Sidney has a half-dozen or more general and specialty bookstores (CatBOOKmom, right?), mostly in and near the rather nice shopping area along Beacon St. We stopped into Beacon Yarns, where I spent time fondling the largish selection of Fleece Artist and Handmaiden yarns. Two skeins of Handmaiden's Camelspin (silk & camel) laceweight and a skein of Silk Twist (wool/silk) followed me out the door. (BTW, I still haven't made a visit to the famed Beehive Wool Shop in Victoria; after all the yarny fun I've had elsewhere in the Vancouver/Gulf Islands area, I can't quite imagine my Visa card surviving the experience.) And Salty's, the pub we visited, had hands-down the best fish and chips I've ever had. I think my grandma would have called it a corn-flake batter - light, extra-crisp and not the least greasy. YUM!

During my 2005 trip, I discovered a terrific hard cider, sadly not for sale outside of British Columbia, Growers' Extra Dry Apple (far left). This is dry, dry, dry, with just a hint of apple, and the perfect cold drink, a great choice for many occasions instead of beer.

I have searched in vain for a substitute here in SoCal, though I have to say that Hornsby's Crisp Apple (left) is a decent substitute for Growers' Granny Smith variety (right), somewhat less dry and crisp than the Extra Dry. If anyone figures out how to safely bootleg Growers' to SoCal, *please* let me know!! As if providing me lodging, transportation, and great pub food are not enough, my dear friends pre-stock their fridges with Growers', just for me.

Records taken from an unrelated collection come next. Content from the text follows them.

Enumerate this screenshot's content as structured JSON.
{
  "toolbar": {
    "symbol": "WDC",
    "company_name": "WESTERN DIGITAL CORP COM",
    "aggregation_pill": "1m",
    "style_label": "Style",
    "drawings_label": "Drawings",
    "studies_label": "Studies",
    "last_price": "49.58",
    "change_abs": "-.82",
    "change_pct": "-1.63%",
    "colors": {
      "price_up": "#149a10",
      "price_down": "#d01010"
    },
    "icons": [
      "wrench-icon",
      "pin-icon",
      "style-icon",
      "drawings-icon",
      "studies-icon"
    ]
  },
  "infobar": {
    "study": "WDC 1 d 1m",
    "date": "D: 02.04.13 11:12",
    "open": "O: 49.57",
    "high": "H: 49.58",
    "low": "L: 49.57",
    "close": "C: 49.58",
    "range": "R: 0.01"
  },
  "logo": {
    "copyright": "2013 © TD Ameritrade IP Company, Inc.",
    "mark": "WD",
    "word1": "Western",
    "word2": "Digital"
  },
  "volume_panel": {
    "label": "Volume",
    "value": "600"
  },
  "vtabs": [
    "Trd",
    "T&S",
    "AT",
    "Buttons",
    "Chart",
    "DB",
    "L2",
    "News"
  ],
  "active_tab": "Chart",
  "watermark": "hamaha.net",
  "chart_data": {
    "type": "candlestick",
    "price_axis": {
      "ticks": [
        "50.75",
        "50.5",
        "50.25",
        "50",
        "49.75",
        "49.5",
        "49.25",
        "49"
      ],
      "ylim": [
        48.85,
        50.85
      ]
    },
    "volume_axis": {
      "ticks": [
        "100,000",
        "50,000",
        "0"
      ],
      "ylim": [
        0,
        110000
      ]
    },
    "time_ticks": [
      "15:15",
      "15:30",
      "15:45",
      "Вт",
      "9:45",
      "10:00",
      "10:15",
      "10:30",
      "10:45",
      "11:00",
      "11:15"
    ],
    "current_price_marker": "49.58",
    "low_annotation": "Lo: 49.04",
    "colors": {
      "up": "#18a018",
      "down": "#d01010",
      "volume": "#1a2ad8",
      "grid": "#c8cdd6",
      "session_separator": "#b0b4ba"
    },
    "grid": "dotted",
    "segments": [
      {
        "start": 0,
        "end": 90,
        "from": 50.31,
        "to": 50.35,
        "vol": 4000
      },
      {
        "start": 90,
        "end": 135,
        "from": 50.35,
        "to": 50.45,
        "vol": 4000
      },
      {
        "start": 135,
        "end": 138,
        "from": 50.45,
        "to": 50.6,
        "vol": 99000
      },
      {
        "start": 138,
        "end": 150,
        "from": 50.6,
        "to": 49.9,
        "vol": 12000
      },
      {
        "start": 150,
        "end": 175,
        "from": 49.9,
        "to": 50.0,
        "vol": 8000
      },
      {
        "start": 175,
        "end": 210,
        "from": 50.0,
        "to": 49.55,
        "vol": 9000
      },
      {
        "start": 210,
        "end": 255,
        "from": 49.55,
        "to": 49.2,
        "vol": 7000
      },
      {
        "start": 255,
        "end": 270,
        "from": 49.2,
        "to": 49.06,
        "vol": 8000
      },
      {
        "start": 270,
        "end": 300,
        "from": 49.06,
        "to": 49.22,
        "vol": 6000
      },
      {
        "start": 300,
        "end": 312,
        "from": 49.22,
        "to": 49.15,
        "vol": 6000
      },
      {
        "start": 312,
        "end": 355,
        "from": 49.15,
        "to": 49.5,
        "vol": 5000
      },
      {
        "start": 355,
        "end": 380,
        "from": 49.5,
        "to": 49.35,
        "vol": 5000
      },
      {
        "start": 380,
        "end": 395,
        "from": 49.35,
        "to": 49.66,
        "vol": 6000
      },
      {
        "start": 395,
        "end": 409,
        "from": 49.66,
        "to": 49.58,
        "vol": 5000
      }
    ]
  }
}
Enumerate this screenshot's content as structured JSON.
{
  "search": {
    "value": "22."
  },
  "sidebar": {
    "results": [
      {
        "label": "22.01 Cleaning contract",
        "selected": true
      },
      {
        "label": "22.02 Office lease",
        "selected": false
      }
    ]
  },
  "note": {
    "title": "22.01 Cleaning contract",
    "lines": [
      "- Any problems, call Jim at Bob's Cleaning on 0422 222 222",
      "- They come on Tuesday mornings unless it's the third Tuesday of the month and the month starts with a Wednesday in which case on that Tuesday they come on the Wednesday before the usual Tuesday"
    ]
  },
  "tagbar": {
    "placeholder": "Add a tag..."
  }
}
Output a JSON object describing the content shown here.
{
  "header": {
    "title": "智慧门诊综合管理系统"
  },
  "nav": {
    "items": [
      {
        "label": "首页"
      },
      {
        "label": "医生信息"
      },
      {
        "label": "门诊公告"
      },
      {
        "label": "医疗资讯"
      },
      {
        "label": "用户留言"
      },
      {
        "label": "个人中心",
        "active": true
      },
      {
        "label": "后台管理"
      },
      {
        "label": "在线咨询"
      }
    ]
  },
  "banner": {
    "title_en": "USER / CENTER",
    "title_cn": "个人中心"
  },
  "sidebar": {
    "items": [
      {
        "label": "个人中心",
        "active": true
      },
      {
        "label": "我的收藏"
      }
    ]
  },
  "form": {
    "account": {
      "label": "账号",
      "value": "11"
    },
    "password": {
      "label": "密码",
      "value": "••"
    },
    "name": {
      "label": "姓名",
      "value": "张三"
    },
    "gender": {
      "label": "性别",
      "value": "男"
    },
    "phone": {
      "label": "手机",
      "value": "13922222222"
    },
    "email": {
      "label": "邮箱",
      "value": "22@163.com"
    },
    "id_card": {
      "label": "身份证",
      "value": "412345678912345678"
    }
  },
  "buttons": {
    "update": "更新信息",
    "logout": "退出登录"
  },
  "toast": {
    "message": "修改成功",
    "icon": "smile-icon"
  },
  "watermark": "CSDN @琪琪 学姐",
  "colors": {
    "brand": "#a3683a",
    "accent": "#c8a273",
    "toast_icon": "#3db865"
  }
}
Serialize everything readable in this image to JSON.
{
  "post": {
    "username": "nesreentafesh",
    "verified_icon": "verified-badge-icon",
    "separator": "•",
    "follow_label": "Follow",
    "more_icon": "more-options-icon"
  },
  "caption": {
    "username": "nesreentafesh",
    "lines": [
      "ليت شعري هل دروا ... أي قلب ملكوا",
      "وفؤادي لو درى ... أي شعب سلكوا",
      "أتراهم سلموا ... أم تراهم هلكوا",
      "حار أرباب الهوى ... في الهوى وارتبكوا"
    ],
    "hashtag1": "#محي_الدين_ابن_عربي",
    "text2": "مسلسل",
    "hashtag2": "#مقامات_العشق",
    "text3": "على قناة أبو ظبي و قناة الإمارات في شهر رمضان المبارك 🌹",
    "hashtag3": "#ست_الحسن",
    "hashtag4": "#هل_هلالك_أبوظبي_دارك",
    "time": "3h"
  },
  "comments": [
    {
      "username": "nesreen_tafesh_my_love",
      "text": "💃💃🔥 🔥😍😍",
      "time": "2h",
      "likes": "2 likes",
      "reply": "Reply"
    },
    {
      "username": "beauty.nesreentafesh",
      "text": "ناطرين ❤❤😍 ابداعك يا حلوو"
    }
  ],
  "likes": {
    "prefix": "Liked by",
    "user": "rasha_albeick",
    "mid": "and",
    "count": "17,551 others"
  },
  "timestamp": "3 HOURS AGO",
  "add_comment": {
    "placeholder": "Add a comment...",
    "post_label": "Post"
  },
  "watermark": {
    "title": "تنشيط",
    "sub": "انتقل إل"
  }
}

Here on Canada Day 2008, I salute my Canadian friends, their hospitality, their lovely Vancouver area, and their Growers' cider! Cheers!!

** I warn you, if you read the stories about the animals they have saved, you may find yourself in tears. Some of these pets, now loving companions, had terrible lives before they were rescued. But you will also read about the wonderful, generous hearts of the people who take these animals into their homes.